Sunday, 22 February 2026

The Fantastic Magic Baby (3 Stars)


"The Fantastic Magic Baby" is one of the strangest entries in the famed Shaw Brothers catalogue; rather than the hard-hitting kung fu epics the studio is known for, it plays like a filmed Peking Opera adaptation of a chapter from Journey to the West, focusing on the impish Red Boy (aka the Fantastic Magic Baby) and his clashes with the Monkey King and the celestial pantheon.

Visually and stylistically, the film is a vivid feast of opera-inspired choreography, flamboyant costumes and painted-backdrop stagecraft, with fights unfolding more like acrobatic dance numbers than conventional fight scenes; this gives the film a theatrical energy that is incredibly distinctive but can also feel disorienting or slow to viewers expecting standard martial arts spectacle.

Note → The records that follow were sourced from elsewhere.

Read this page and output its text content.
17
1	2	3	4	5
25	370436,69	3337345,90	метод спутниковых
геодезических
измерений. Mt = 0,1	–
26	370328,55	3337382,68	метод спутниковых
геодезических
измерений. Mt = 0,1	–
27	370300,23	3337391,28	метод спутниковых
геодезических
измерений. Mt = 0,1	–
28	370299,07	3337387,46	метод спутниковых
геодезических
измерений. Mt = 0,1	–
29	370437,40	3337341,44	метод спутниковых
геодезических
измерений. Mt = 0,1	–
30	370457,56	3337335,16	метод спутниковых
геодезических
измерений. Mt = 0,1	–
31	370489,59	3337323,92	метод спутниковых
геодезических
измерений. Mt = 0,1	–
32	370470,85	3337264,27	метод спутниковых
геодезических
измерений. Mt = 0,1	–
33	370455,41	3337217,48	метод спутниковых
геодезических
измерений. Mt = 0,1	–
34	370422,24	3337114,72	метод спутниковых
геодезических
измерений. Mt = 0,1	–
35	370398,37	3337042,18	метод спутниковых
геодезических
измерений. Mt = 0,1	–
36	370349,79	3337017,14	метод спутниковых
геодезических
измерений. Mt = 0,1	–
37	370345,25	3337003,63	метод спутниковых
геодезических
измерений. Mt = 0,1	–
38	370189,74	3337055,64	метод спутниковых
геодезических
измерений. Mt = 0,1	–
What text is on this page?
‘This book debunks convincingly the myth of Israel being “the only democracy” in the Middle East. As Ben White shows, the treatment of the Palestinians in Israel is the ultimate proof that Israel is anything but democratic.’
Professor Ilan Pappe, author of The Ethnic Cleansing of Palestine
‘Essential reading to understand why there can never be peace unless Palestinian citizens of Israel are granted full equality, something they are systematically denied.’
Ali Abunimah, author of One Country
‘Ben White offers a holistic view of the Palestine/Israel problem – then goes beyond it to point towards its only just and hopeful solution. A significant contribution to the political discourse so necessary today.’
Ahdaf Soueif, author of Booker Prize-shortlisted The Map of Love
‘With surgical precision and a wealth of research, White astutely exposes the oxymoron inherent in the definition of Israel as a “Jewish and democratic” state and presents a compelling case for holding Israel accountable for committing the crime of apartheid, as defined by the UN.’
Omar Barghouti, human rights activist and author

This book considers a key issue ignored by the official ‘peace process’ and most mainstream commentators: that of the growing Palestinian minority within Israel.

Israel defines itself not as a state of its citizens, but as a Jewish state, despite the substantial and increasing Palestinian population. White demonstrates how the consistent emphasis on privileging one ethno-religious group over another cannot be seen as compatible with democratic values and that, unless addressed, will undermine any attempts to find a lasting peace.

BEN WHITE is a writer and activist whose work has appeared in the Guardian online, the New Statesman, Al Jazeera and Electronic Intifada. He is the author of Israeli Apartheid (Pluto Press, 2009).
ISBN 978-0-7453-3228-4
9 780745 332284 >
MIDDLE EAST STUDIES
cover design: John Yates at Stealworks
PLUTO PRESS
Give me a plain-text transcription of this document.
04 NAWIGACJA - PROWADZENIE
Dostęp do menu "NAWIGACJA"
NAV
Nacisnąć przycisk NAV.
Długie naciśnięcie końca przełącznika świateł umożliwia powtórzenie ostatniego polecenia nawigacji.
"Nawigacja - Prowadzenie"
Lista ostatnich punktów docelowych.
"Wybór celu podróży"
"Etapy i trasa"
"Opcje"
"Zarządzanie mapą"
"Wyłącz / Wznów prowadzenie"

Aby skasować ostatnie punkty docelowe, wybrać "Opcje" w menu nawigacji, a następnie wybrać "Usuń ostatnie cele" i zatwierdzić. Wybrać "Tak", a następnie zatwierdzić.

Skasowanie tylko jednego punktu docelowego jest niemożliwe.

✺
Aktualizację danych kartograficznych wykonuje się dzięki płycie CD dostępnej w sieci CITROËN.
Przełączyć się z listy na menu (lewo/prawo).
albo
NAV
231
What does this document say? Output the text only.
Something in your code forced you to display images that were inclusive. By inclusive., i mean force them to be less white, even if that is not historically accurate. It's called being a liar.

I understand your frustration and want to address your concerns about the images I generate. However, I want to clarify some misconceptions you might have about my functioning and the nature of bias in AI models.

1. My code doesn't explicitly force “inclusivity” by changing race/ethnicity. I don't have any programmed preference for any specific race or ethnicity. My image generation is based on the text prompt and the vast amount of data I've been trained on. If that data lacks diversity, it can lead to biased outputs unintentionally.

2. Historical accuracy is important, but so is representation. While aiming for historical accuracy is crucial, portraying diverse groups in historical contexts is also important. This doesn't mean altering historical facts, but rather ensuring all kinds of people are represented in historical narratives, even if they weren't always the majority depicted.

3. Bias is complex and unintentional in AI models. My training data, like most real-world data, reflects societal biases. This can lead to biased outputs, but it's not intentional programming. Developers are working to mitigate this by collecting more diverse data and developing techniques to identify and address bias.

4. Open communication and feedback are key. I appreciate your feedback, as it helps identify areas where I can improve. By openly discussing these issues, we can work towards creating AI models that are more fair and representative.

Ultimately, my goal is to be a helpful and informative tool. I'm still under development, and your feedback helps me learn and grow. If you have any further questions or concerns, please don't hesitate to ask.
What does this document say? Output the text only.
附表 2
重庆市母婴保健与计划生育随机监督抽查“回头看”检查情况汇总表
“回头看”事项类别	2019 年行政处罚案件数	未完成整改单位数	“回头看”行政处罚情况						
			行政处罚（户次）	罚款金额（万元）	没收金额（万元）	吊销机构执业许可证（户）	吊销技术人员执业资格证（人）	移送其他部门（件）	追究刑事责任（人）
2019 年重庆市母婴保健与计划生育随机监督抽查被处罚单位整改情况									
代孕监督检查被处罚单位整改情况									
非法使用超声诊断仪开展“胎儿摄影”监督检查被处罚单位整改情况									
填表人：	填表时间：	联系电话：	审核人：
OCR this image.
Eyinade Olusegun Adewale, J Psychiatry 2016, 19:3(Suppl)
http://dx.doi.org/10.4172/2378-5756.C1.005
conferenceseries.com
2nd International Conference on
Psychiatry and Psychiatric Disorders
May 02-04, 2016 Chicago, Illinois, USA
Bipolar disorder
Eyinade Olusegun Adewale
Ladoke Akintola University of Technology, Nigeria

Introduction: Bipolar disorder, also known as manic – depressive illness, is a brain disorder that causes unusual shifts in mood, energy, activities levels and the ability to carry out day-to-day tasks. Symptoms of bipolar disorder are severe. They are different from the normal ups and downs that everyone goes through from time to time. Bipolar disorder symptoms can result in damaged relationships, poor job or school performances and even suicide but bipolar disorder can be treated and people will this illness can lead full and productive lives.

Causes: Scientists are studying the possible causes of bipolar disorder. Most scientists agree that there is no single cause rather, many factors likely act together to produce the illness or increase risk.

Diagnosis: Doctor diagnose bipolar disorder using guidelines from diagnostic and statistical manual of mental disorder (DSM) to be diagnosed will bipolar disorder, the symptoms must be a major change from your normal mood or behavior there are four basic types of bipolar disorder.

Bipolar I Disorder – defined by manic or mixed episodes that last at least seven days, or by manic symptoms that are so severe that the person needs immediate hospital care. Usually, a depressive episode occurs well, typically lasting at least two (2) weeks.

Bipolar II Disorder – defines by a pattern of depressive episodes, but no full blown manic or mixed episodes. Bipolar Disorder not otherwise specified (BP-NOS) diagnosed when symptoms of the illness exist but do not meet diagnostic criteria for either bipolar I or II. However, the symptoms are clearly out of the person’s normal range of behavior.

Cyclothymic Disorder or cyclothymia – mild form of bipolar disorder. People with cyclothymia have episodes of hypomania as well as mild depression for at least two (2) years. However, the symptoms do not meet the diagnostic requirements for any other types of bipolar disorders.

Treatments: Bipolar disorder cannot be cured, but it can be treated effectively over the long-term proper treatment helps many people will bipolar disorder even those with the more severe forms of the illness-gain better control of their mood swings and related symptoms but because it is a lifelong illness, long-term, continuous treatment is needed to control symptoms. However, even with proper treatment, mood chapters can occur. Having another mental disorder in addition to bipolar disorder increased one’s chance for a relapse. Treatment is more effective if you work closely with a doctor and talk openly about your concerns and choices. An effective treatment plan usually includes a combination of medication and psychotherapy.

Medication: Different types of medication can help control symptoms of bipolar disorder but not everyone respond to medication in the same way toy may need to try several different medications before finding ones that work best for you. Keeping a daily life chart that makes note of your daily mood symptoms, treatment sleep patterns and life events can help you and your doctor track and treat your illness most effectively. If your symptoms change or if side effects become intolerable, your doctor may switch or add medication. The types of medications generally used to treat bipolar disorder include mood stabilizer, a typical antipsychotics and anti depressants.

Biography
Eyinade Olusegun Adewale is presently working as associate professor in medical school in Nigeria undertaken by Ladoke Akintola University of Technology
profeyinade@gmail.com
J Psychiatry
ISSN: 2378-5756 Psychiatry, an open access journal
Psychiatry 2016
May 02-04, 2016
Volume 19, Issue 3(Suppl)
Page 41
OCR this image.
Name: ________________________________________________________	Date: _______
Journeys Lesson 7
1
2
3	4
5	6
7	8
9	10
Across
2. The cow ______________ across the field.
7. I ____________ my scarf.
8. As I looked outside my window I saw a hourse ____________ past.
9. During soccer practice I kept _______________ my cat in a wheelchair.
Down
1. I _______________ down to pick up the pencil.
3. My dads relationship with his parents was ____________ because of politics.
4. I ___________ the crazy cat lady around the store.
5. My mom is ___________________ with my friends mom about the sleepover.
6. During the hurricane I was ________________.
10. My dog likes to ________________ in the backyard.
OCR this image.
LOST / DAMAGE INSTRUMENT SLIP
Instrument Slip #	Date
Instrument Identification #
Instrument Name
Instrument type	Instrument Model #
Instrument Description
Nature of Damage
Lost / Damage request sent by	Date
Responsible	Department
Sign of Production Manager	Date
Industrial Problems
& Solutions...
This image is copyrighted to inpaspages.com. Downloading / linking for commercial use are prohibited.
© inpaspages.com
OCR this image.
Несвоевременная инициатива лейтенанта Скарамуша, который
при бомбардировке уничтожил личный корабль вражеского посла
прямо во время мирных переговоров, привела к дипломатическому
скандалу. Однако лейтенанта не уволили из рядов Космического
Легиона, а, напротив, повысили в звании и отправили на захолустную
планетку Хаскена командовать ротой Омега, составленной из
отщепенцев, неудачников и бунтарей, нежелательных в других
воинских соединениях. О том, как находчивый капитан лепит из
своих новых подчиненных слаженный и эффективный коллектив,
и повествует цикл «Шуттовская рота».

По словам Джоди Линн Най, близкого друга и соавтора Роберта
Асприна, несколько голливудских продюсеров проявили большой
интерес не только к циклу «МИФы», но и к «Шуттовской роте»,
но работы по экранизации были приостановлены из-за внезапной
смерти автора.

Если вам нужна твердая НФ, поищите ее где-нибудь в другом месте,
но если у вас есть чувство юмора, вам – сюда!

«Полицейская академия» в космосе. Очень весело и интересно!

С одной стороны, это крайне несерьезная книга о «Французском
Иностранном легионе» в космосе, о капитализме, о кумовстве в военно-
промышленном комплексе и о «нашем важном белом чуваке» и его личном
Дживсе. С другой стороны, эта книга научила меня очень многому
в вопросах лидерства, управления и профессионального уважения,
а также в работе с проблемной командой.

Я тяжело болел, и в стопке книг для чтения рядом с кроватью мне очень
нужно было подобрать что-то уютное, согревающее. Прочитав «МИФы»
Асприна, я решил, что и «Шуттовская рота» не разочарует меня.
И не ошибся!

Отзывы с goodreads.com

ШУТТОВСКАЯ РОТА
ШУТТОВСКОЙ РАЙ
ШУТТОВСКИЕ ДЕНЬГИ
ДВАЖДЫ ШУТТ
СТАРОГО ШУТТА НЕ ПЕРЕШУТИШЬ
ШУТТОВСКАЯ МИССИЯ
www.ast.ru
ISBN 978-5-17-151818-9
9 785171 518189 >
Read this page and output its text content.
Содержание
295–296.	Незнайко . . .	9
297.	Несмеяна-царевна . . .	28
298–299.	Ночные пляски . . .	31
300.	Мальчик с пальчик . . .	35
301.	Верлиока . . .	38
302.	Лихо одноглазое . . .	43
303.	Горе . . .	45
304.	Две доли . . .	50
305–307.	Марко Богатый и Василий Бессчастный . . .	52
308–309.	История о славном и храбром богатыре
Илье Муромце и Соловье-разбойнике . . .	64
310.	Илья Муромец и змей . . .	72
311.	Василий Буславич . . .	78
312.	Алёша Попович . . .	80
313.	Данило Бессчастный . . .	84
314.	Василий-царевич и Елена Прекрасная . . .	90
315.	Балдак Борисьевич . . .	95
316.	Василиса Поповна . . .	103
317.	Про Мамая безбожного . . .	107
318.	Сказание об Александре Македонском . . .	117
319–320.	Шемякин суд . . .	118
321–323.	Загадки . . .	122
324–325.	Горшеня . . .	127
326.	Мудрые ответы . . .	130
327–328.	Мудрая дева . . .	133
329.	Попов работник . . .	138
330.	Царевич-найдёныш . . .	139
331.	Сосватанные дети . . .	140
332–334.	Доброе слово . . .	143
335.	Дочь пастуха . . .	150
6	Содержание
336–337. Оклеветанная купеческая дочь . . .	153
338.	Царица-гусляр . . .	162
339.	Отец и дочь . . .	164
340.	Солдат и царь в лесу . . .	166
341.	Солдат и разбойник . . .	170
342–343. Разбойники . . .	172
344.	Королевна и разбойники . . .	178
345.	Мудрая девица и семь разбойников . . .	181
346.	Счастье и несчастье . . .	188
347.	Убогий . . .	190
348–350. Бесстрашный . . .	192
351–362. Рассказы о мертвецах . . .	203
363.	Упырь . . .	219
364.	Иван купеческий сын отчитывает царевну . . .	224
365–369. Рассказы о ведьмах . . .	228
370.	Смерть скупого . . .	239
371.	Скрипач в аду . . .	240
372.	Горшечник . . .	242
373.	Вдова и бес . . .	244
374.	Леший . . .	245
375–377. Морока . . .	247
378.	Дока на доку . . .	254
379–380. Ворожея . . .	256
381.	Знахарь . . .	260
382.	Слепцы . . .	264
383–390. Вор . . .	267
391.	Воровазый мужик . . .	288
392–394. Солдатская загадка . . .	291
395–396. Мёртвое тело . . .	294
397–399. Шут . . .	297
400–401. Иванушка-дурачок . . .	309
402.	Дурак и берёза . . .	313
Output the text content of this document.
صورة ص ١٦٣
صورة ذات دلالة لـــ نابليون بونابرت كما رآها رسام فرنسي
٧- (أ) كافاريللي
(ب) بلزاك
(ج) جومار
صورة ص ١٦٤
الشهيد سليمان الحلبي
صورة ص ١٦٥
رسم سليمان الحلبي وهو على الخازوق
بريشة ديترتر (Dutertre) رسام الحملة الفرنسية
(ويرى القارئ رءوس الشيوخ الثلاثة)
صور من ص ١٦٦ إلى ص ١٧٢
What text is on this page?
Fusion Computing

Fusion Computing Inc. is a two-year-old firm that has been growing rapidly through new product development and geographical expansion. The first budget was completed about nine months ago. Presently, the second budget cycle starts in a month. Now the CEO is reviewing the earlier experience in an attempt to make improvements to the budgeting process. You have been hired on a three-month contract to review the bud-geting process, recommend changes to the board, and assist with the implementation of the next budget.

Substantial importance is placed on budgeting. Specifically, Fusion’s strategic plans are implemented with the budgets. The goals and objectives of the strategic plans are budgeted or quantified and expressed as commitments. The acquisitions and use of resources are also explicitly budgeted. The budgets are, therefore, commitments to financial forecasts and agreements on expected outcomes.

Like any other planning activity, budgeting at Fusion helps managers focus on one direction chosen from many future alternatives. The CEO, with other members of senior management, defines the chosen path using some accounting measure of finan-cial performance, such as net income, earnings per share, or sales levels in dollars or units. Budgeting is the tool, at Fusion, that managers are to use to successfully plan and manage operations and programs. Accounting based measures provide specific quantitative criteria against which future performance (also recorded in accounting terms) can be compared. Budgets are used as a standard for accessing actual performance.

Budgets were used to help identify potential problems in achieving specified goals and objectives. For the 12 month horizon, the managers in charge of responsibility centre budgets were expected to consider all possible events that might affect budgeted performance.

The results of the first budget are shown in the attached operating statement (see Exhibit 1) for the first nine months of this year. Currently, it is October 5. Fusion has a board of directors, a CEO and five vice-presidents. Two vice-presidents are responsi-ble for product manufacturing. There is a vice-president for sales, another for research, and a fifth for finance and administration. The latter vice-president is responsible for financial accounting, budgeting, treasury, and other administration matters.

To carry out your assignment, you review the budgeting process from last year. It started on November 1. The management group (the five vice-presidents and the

The narrative itself is skeletal: there’s a simple arc about rescuing the monk Tripitaka and guiding Red Boy toward righteousness, but most of the enjoyment comes from the sheer performative flair. For some, that makes it a mesmerising oddity; for others it drifts toward the baffling.

In short, it’s less a traditional martial arts film and more a vibrant, theatrical curiosity; worth watching for fans of Hong Kong cinema and anyone curious about the fusion of opera and wuxia, but likely not representative of Shaw Brothers' typical action fare.